Ele pega o livro sobre a mesa de centro da sala para lembrar o título e
mostra a edição em inglês. Chama-se Conservatism: An Invitation to the
Great Tradition (Conservadorismo: Um Convite à Grande Tradição,
mesmo título da tradução brasileira).
Entre seus livros preferidos, está O Mínimo que Você Precisa Saber para
Não Ser um Idiota, uma coletânea de artigos de Olavo de Carvalho. Ele
mostra o volume e se deixa fotografar com ele. “No final, como diz o
título, você realmente consegue ter uma bagagem que te torna apto a
debater vários temas”, diz.
Eduardo, entretanto, não parece ser um homem tão ligado a livros como
é a redes sociais, de onde extrai a maioria de suas referências.
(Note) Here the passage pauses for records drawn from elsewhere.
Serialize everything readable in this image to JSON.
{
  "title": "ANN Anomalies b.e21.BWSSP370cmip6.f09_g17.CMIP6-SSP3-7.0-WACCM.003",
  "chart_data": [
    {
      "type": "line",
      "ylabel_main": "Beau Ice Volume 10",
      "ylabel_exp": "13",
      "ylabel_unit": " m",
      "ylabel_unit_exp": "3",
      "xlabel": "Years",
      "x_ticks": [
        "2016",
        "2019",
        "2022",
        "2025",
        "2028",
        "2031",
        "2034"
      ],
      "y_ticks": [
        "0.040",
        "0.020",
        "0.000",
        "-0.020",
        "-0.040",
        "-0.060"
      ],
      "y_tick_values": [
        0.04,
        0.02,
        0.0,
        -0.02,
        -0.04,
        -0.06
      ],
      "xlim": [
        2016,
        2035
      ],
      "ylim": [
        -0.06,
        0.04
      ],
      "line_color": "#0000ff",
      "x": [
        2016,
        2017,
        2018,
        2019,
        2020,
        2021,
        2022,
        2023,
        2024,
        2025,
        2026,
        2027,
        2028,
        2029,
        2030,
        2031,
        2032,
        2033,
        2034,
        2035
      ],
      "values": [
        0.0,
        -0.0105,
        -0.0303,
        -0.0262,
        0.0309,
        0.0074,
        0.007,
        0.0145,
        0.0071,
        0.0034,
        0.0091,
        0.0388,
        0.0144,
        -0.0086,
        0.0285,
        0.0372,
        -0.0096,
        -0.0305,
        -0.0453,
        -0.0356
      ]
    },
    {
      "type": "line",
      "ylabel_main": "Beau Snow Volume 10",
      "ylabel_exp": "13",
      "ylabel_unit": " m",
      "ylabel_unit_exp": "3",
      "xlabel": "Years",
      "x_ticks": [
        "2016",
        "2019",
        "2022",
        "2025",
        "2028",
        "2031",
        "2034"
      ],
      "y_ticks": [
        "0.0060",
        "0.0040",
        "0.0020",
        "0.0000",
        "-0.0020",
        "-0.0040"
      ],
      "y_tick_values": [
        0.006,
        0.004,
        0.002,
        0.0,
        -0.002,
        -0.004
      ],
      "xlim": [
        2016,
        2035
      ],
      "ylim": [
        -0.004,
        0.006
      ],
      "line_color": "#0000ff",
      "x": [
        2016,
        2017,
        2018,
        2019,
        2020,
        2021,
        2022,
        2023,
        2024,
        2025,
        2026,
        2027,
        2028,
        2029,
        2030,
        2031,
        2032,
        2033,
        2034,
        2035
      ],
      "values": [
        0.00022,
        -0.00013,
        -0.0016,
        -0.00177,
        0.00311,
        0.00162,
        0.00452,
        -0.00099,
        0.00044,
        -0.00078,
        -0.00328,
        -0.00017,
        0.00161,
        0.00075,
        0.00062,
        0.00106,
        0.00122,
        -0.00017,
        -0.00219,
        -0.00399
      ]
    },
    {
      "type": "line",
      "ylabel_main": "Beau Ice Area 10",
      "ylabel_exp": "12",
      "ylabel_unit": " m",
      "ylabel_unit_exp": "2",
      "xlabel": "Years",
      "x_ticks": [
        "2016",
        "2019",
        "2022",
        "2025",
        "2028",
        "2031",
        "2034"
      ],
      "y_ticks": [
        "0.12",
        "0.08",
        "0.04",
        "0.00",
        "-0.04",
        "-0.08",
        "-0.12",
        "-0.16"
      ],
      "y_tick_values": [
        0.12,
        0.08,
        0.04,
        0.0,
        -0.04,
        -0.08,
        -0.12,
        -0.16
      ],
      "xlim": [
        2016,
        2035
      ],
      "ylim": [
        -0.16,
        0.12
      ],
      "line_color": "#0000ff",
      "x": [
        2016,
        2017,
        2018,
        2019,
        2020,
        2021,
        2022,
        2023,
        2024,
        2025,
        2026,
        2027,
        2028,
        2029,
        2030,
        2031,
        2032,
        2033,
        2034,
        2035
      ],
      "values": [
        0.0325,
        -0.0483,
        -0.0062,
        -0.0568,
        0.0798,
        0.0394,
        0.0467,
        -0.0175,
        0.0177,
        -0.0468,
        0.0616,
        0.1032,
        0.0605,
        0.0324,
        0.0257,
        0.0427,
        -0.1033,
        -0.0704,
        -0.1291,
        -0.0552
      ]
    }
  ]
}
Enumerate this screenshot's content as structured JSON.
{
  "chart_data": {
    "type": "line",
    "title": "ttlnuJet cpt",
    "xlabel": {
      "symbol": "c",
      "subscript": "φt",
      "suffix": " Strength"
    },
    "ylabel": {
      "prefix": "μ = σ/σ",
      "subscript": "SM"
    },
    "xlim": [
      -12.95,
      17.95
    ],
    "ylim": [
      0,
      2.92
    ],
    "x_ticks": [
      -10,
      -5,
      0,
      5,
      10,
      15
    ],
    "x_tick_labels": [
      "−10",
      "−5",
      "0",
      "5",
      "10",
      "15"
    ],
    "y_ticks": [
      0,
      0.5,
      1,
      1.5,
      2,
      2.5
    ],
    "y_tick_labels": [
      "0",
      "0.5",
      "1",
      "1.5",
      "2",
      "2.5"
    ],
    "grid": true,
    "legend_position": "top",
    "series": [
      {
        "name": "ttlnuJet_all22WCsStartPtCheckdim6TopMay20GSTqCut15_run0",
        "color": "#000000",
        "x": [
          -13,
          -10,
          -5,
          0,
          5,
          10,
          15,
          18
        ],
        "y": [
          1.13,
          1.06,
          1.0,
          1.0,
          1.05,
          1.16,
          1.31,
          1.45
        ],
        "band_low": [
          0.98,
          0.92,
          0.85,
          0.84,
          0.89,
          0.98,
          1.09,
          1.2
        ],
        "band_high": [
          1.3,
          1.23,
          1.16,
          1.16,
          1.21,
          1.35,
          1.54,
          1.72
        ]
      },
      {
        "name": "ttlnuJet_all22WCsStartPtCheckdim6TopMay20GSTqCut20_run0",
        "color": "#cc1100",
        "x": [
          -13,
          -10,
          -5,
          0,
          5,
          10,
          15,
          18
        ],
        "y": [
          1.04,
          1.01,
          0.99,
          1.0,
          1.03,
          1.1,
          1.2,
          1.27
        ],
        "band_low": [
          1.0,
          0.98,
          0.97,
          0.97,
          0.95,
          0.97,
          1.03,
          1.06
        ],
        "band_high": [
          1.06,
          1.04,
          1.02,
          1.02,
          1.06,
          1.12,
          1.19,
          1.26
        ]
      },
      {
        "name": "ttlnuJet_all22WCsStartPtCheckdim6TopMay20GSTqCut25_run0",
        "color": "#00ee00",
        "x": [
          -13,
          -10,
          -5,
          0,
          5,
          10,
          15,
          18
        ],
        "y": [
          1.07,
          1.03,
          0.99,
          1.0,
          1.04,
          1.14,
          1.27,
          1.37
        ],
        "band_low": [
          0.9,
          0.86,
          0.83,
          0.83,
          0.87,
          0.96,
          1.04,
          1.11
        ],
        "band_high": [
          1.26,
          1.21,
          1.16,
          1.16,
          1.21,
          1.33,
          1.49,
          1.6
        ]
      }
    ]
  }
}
Indagado
sobre o que encontrou de mais relevante em O Mínimo…, ele titubeia, e
Heloísa, sua mulher, intervém: “O próprio título.” Ele ri brevemente e
volta para o mundo da internet: “É que Olavo abre seus olhos. Se você
ficar lendo só as grandes imprensas, você vai ter uma visão de mundo. Se
você conseguir sair disso e ler autores como Olavo, e começar a entrar no
mundo da internet, onde vários perfis têm muito mais curtidas e retuítes
do que jornalistas com grande aparato por trás deles, você vai descobrir
outro mundo.” Scruton também lhe chegou pelo YouTube. “Tem alguns
vídeos muito bons. O que mais repercutiu depois da morte dele foi o que
fala da importância da beleza. Ele critica muito as obras de arte nos
Estados Unidos, o pessoal colocando coisas nojentas, sujeira…”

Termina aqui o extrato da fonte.